# Gold anzeige



## JTR (5. November 2009)

auf meinem buffed profil wird von meinen chars immer das gold angezeigt könnt ihr mir erklären wie ich das ausschalte?

schonmal danke im vorraus

so mit bild dazu damit ihr wisst was falsch läuft^^

[attachment=9428:Unbenannt.jpg]


----------



## howu (5. November 2009)

Hiho,

das kannst du in deinem Profil auf buffed einstellen


----------



## JTR (5. November 2009)

aber wo da?^^


----------



## Stevesteel (5. November 2009)

das mit dem Gold ist ne Einstellung, aber vielmehr interessiert mich, ist das eine echte Pflanze über deinem Klo oder eine aus Plastik?  

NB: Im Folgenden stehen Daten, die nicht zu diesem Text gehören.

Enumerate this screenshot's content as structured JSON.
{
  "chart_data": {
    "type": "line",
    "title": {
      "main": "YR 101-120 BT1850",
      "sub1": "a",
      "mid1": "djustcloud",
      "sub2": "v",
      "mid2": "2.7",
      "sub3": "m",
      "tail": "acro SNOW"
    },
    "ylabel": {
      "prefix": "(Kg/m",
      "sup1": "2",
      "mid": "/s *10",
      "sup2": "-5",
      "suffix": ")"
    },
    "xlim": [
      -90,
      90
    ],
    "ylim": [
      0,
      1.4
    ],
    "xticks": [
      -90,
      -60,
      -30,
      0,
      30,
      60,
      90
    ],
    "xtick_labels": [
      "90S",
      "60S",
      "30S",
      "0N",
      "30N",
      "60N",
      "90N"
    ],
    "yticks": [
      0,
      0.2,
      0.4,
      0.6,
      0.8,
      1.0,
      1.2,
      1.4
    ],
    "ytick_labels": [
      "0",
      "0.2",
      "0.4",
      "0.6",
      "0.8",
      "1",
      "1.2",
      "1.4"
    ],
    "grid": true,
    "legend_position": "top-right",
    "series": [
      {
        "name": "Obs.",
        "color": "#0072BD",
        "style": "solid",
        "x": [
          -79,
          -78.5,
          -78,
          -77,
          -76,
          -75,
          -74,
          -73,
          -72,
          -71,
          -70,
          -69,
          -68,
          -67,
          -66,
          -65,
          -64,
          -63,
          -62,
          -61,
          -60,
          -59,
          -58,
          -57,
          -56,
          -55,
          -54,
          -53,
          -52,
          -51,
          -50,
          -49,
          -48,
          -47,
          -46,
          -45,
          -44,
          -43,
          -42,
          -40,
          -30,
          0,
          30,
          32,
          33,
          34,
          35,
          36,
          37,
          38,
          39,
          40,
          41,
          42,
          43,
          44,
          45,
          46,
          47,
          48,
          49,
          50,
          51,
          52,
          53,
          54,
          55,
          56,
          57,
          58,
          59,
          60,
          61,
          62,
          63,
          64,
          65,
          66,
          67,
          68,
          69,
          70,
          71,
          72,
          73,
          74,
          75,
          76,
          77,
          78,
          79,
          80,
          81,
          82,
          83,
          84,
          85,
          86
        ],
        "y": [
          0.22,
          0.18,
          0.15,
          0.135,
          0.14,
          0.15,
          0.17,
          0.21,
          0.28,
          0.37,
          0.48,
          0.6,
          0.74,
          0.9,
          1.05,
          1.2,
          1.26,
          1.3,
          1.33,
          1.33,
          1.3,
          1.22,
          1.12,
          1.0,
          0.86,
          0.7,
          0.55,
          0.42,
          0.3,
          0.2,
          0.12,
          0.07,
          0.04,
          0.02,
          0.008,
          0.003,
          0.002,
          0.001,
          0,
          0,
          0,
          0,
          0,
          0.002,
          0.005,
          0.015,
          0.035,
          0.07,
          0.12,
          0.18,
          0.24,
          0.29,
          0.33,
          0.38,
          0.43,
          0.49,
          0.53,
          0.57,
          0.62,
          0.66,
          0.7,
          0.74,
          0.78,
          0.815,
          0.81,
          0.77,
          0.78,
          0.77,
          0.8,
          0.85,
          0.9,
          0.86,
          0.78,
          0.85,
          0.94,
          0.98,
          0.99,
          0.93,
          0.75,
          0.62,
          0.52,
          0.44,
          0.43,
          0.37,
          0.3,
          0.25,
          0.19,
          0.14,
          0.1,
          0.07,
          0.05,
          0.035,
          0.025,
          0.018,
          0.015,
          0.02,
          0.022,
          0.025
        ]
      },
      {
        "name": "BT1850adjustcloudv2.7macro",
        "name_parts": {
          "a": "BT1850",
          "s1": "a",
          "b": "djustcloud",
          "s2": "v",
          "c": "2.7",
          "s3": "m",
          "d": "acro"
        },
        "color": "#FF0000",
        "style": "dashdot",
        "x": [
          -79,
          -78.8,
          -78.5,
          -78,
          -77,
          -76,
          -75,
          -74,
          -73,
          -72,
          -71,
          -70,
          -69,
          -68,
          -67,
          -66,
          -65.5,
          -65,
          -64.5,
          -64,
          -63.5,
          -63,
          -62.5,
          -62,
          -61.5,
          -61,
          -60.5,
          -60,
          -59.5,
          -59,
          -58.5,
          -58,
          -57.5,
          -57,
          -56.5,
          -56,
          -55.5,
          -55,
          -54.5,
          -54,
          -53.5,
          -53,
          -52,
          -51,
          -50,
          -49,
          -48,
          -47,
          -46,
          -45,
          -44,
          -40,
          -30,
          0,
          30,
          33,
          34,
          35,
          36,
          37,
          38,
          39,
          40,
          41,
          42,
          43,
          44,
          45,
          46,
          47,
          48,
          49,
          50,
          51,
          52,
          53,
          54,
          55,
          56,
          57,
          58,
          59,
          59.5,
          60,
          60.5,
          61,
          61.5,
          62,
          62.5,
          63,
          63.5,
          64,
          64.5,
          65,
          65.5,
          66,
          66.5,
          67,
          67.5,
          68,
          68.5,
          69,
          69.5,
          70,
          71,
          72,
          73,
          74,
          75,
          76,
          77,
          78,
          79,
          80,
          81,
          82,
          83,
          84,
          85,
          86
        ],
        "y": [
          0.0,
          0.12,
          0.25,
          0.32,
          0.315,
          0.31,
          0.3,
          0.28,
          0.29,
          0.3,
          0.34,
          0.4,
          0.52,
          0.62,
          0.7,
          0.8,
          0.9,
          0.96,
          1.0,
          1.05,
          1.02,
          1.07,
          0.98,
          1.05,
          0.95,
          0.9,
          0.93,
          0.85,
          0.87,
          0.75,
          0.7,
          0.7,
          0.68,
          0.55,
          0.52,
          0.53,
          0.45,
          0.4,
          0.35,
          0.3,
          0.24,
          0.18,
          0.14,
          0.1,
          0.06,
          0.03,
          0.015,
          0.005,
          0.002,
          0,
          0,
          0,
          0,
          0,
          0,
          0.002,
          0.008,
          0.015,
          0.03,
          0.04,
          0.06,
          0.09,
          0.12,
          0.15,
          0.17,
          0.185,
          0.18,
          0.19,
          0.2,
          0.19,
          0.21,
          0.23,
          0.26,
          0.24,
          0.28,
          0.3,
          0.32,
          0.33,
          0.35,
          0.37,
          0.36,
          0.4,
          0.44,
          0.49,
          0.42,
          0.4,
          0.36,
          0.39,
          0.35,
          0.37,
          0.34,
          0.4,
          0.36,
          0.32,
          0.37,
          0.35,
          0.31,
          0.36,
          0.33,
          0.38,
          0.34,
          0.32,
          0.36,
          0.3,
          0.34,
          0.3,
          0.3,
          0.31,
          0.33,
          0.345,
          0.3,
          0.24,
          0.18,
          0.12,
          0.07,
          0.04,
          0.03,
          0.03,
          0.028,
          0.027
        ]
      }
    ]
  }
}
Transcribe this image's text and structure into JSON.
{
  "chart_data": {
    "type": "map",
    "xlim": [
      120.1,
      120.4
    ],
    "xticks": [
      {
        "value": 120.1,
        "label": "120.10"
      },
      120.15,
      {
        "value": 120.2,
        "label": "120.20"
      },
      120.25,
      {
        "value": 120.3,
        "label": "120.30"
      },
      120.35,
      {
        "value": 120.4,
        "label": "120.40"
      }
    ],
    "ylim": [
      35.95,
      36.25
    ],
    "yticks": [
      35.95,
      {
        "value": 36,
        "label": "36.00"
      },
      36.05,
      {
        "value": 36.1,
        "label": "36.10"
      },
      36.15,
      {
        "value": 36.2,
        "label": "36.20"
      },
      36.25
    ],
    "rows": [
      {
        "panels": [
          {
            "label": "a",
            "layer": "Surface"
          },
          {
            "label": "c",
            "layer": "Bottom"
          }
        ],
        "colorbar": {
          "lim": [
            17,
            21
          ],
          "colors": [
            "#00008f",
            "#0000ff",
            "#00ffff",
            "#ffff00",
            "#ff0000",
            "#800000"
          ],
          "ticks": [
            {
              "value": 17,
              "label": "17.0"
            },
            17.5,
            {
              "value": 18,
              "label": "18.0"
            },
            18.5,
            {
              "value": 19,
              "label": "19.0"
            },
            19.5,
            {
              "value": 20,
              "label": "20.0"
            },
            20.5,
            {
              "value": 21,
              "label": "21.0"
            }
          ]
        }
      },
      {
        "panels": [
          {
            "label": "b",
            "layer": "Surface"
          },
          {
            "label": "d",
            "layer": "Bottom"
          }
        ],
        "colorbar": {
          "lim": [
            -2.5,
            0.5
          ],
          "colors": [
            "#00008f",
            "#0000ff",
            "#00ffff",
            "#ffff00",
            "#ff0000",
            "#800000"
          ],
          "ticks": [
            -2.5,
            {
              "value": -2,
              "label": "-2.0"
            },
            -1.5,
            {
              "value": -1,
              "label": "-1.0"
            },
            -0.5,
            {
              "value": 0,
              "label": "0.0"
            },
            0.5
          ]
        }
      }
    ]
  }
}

			Dieser Inhalt steht nur eingeloggten Mitgliedern zur Verfügung.


----------



## Dini (5. November 2009)

und ab damit in den blasc Bereich
(>-.-)> -----pew pew! Me haz Laz0rgun! (beware of the wild Dini)
*verschieb*


----------



## JTR (5. November 2009)

du stalker^^

die ist aus plastik


----------



## howu (5. November 2009)

mybuffed > Charaktere > Detaileinstellungen


----------